Conforme íbamos avanzando, con paso firme y ambiente alegre, nos iban llegando noticias y vídeos de otras localidades. Éxito rotundo en Madrid, llenazo en Barcelona, Mucha gente en Málaga, Zaragoza o Valencia. El éxito de la convocatoria, más allá del número de personas, radicaba en los medios, los modos y los recursos con los que la habíamos trabajado, en haber movilizado cerca de ochenta ciudades, de todo el país, para que saliesen a la calle compartiendo manifiesto, lema y leitmotiv. Con toda nuestra precariedad y nuestro anonimato, conseguimos que, en prácticamente todas las ciudades, se superasen con creces los números de asistencia de, por ejemplo, la manifestación convocada en la Huelga General del otoño de 2010. Aquélla, promovida por los sindicatos mayoritarios, con infinitos recursos más, con toda la atención mediática y en plena crisis económica, financiera, política y social, pareció un entierro medieval comparado con lo que se estaba viviendo en España esa tarde de mayo. Un reflejo más de la crisis de legitimidad que acarrean, desde hace ya bastante tiempo, las organizaciones políticas y sindicales tradicionales; de que, en tiempos de desafección, puede ser más fácil provocar la movilización desde ámbitos extrainstitucionales.

Esta hipótesis de lo outsider funcionó en 2011 y, con ello, arrancó el 15M, pero también ha funcionado desde entonces, aunque se haya pervertido con el tiempo, en experimentos políticos como el Movimiento 5 Estrellas en Italia, el (no) Partido de Macron en Francia o el auge de Trump en EE.UU. La perversión a la que me refiero ha sido hacer pasar a estos movimientos por «ciudadanos», en algunos de los casos, erigiendo a sus líderes como outsiders del establishment político y económico. Además de quiénes se situaban al frente de estos movimientos, la otra gran diferencia con experiencias como Occupy Wall Street, el 15M o la Primavera Árabe era, precisamente, el que alguien se situara al frente. En atención a su esperanza de vida, se podría concluir que la estructuración y verticalización de los movimientos políticos es necesaria, si es que quieren permanecer en el tiempo, pero sacar esa conclusión, en crudo, sería simplificar demasiado y, sea como fuere, aquella histórica tarde estábamos demasiado entusiasmados como para plantearnos esas cuestiones, por lo que volveremos sobre ellas más adelante, a su debido tiempo.

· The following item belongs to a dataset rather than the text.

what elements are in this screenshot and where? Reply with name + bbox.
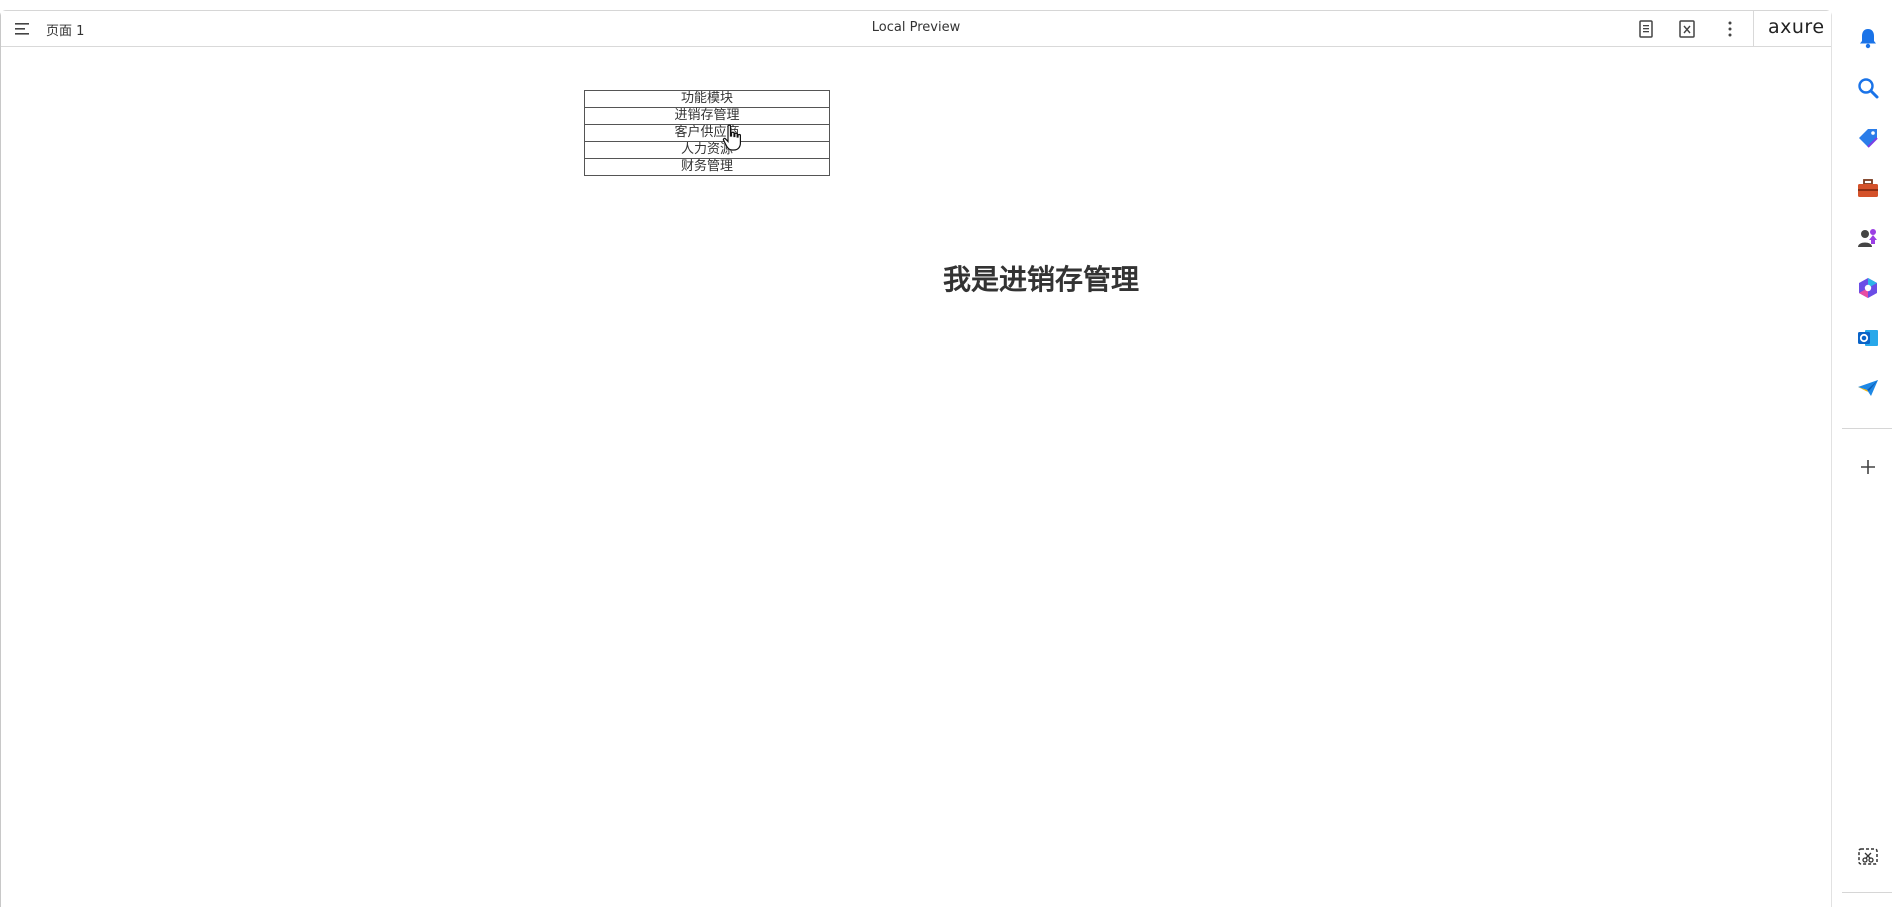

Llegados a Plaza Nueva, punto final de la manifestación, mi amiga —y cuasi—compañera de piso— Isa se encargó de dar lectura al Manifiesto de Democracia Real Ya. Subidos a una fuente, en la plaza de San Francisco, con la sede del Banco de España a nuestras espaldas, el Ayuntamiento a la izquierda y ante un mar de gente, agradecimos a todo el mundo su asistencia, su alegría y su actitud.

Quizás un poco por inercia, deslizamos la idea de que aquello era solo el principio. Obviamente, había algo incipiente, algo que se movía, que acababa de estallar y que no podía acabarse ahí. Si le sumamos que la sensación había sido la misma en todas las ciudades que habían salido a la calle, era fácil presagiar que aquello era, tan solo, el inicio de algo mucho más grande y más potente. Sin embargo, para las personas que lo habíamos organizado, lo más urgente, en aquel momento, era juntarnos en algún bar, brindar y abrazarnos. Y eso hicimos, retirándonos incluso antes de que se hubiera disuelto la multitud. Era el momento de cuidarse, de cuidarnos.

Un par de horas más tarde, atravesando el Puente de Triana, de vuelta a casa, todavía en una nube de adrenalina y endorfinas, Alberto, Isa y yo seguíamos comentando la jugada. Nos enseñábamos tuits, titulares de prensa, vídeos y fotos. Concluímos, por unanimidad, que ese día habíamos hecho historia y, también por la misma mayoría cualificada, decidimos que ahora nos merecíamos una semanita de desconexión para descansar, madurar y repensar la situación. Nada más lejos de la realidad.